State-owned Greenland said in its latest earnings report that it had cut its interest-bearing debt by 29.6 billion yuan in the third quarter, bringing the total reduction to 64.5 billion yuan in the first nine months, in an effort to meet regulators’ three-red-line rules on developers’ debt ratios.

Greenland is facing uncertainties over its capability to maintain adequate liquidity while using its operating cash flow to bring down its debt to a sustainable level, ratings agency Moody’s Investors Service Inc. wrote in a report last month as it downgraded the company’s credit rating.

Yango Group Co. Ltd. (000671.SZ) reported a negative 31.9 billion yuan in cash flow from financing activities in the first three quarters, a deeper contraction than the negative 8 billion yuan in the same period last year.

On Monday, the developer announced an offer to investors to exchange three outstanding U.S. dollar notes collectively worth $747 million for new notes and some cash in order to ease its liquidity crunch and avoid default.

Some other property firms, however, continued to win fresh funding despite the market turmoil. Poly Developments and Holdings Group Co. Ltd. (600048.SH) reported 25.9 billion yuan in cash flow from financing activities in the first nine months, up from 12.5 billion yuan in the same period last year. Both Greenland and Poly were among the top 10 property firms by sales from January to October, according to the CRIC report.

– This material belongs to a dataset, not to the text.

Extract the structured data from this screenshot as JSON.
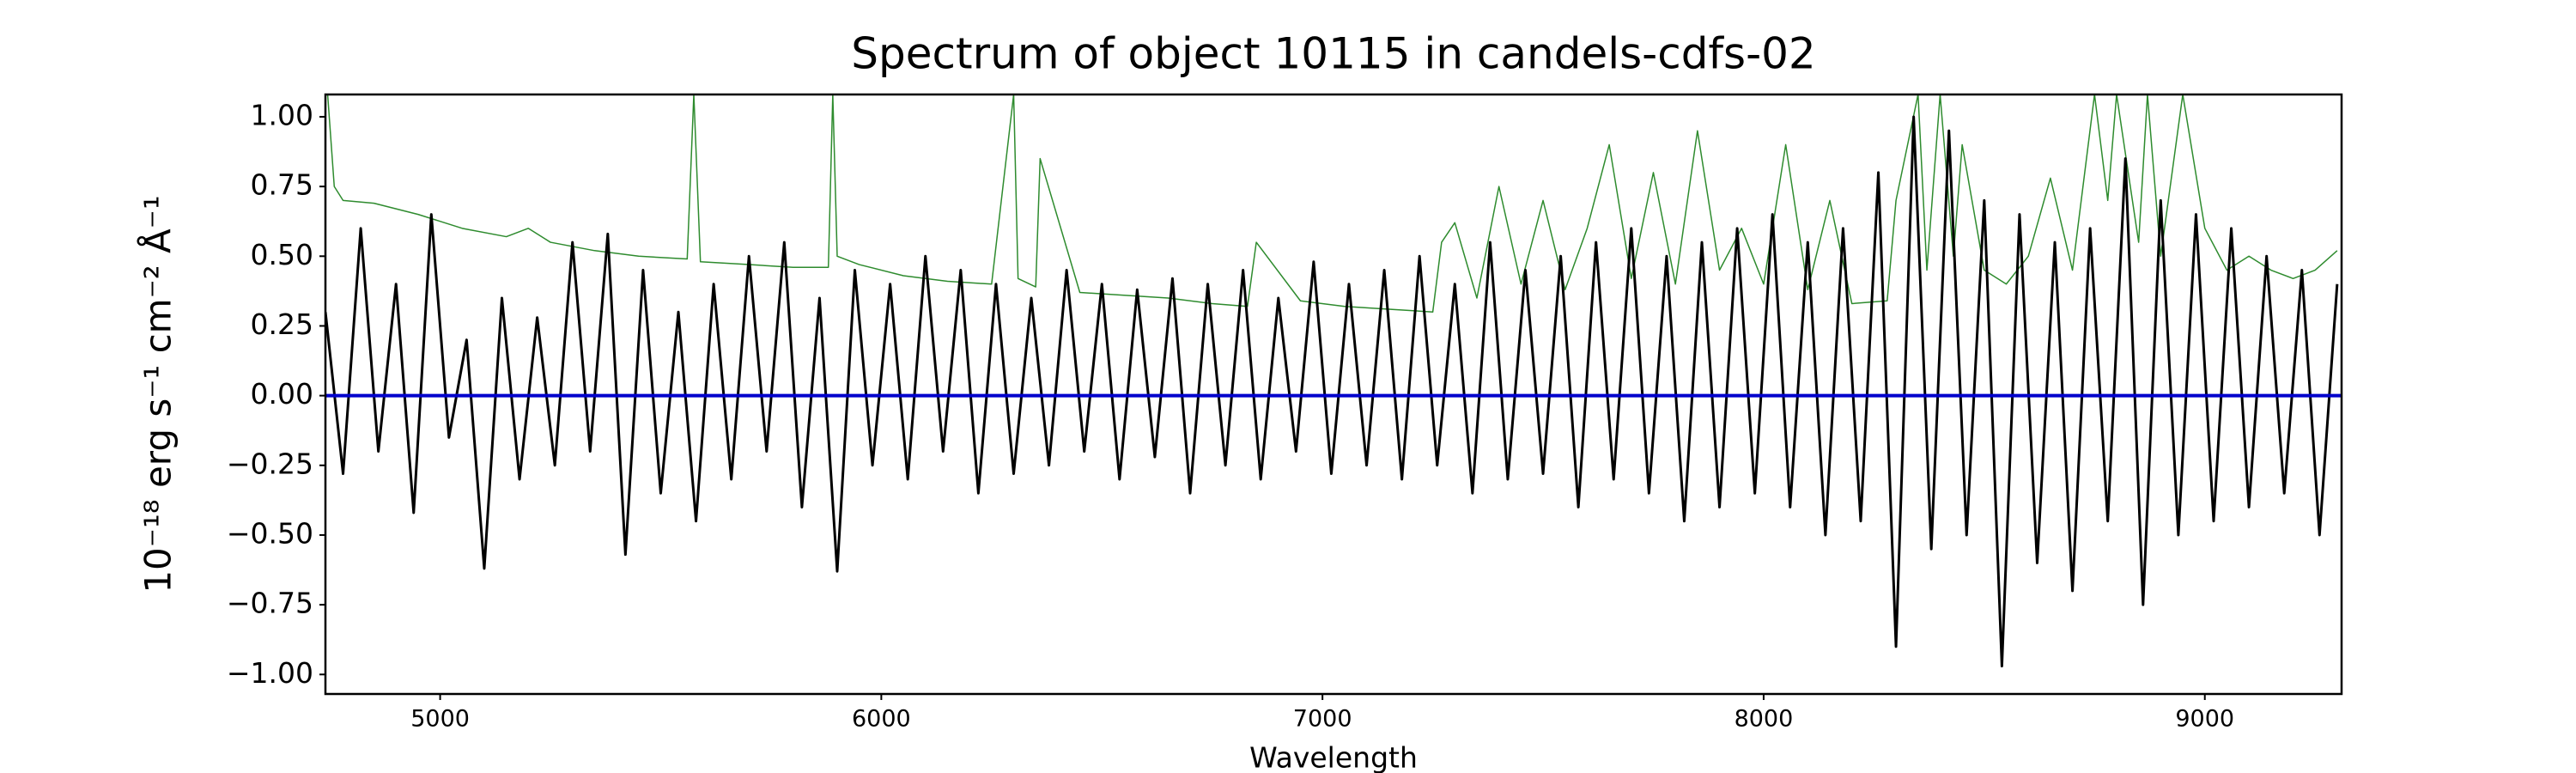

To bolster waning market confidence, regulators have begun to offer reassurance and asked banks to fine-tune their credit policies toward homebuyers and developers. “Banks have been requested by Beijing to avoid overly severe property curbs. Hence, excessive restrictions have begun to loosen on China’s property sector lending,” economists at Nomura Holdings (Hong Kong) Ltd. wrote in a Monday note.

“We think the fine-tuning is moderate and largely aimed at development loans, which only make up 14% of developers’ total funding,” the economists wrote.

Beijing’s long-term goal of curbing speculation and high leverage will likely not be reversed and “the environment may continue to decline for the property sector, governments’ fiscal conditions, the economy and the financial sector,” they wrote.